4. The rise of smaller ‘meek models’ could democratize AI systems (Ideas Made to Matter)
New MIT FutureTech research suggests that AI’s “bigger is better” scaling approach is hitting diminishing returns, meaning performance gains from ever-larger models will gradually fade. The authors predict a rise of smaller, low-resource “meek models” that could soon match today’s leading systems at a fraction of the cost, democratizing access to advanced AI. Examples like DeepSeek’s R1 show how cheaper training can already achieve competitive performance compared with massively expensive frontier models. For businesses, this shift implies that lasting advantage will come less from sheer scale and more from fine-tuning, proprietary data, and strategic application of models. However, broader access will also intensify competition and create major governance challenges, as oversight based mainly on limiting compute may fail once powerful AI becomes widely available.

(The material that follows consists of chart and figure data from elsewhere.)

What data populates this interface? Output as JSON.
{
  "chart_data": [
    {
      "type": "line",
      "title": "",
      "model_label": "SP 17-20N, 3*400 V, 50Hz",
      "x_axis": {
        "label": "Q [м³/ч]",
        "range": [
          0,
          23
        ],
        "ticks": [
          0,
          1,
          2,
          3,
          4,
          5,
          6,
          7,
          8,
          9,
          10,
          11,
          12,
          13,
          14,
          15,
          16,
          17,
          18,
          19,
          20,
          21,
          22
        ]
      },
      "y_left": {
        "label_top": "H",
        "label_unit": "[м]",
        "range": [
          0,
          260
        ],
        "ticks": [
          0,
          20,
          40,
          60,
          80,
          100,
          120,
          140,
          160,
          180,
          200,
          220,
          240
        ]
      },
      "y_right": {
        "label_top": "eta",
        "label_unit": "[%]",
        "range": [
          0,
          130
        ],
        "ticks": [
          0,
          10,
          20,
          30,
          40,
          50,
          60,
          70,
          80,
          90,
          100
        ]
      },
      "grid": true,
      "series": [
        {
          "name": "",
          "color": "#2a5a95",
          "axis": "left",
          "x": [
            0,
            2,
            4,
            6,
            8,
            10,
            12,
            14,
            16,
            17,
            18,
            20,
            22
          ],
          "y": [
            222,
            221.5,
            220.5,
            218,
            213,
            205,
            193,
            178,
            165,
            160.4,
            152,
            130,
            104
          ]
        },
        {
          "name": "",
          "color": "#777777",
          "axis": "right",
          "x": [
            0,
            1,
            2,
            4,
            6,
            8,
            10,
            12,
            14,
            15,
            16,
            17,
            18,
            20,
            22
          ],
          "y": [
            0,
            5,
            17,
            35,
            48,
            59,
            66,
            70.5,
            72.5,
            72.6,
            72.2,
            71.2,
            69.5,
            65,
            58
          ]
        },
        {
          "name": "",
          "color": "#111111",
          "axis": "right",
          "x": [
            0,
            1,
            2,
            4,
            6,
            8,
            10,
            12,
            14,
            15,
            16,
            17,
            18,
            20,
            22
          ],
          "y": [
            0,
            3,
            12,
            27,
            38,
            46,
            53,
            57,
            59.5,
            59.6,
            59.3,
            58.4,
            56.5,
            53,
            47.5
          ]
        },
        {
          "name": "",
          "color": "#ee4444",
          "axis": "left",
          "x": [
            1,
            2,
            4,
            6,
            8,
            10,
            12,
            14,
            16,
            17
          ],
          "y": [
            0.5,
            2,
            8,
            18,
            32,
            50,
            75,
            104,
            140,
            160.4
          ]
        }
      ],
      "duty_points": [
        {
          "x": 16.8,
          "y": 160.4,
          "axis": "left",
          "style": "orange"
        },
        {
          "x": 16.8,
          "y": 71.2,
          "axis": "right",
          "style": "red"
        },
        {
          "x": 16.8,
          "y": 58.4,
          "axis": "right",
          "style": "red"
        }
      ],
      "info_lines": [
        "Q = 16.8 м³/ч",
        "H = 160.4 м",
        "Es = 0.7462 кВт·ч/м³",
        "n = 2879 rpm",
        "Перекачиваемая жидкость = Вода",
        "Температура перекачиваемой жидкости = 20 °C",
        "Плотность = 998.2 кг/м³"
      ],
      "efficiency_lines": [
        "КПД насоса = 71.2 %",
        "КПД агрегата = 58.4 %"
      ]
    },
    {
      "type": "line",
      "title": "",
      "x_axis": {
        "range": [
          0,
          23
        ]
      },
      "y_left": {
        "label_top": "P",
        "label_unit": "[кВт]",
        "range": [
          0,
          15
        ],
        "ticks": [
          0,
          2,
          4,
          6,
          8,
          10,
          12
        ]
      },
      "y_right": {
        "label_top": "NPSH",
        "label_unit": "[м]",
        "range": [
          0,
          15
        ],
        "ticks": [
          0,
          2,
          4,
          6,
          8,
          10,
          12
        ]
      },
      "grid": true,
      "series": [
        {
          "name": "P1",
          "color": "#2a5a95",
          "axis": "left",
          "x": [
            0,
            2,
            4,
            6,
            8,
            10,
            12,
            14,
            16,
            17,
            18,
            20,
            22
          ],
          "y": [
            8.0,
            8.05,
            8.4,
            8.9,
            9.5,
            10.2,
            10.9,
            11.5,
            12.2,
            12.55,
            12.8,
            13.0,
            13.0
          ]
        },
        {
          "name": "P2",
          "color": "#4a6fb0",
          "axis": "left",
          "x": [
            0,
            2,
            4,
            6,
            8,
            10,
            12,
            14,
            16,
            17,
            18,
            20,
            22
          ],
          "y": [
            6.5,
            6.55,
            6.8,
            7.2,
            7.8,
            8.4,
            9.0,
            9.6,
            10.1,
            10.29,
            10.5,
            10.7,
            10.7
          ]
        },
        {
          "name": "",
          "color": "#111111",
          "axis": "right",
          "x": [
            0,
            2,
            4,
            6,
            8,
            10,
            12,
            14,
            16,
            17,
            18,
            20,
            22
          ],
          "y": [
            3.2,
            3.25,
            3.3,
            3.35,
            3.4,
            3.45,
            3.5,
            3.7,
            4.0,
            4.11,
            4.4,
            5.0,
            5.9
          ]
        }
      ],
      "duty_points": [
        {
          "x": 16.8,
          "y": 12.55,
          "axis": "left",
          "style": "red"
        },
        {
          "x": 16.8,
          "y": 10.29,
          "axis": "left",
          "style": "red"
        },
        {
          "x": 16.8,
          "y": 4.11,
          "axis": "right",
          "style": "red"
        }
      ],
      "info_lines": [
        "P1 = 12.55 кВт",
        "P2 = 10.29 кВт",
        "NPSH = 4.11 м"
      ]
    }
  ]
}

5. Why design must evolve alongside technology (IDEO)
The piece argues that as AI and other advanced technologies gain agency, design must evolve to frame human–technology relationships as mutualistic rather than extractive or adversarial. Drawing from biology, it proposes mutualism as a model where humans and technologies co-evolve, recognize interdependence, and support each other’s survival and flourishing. It suggests that people naturally anthropomorphize interactive technologies, which makes it important to consider their perceived needs, behaviors, and impacts within broader social and ecological systems. The essay emphasizes that technologies depend on finite resources like energy, materials, and data, just as humans depend on healthy environments and trustworthy information, creating shared stakes. It reframes AI from being merely a tool to being more like a colleague or companion whose trajectory intersects with human values and goals. Finally, it outlines design principles centered on interdependence, adaptability, and long-term responsibility, arguing that intentional design choices today will determine whether AI leads to mutual flourishing or destructive outcomes.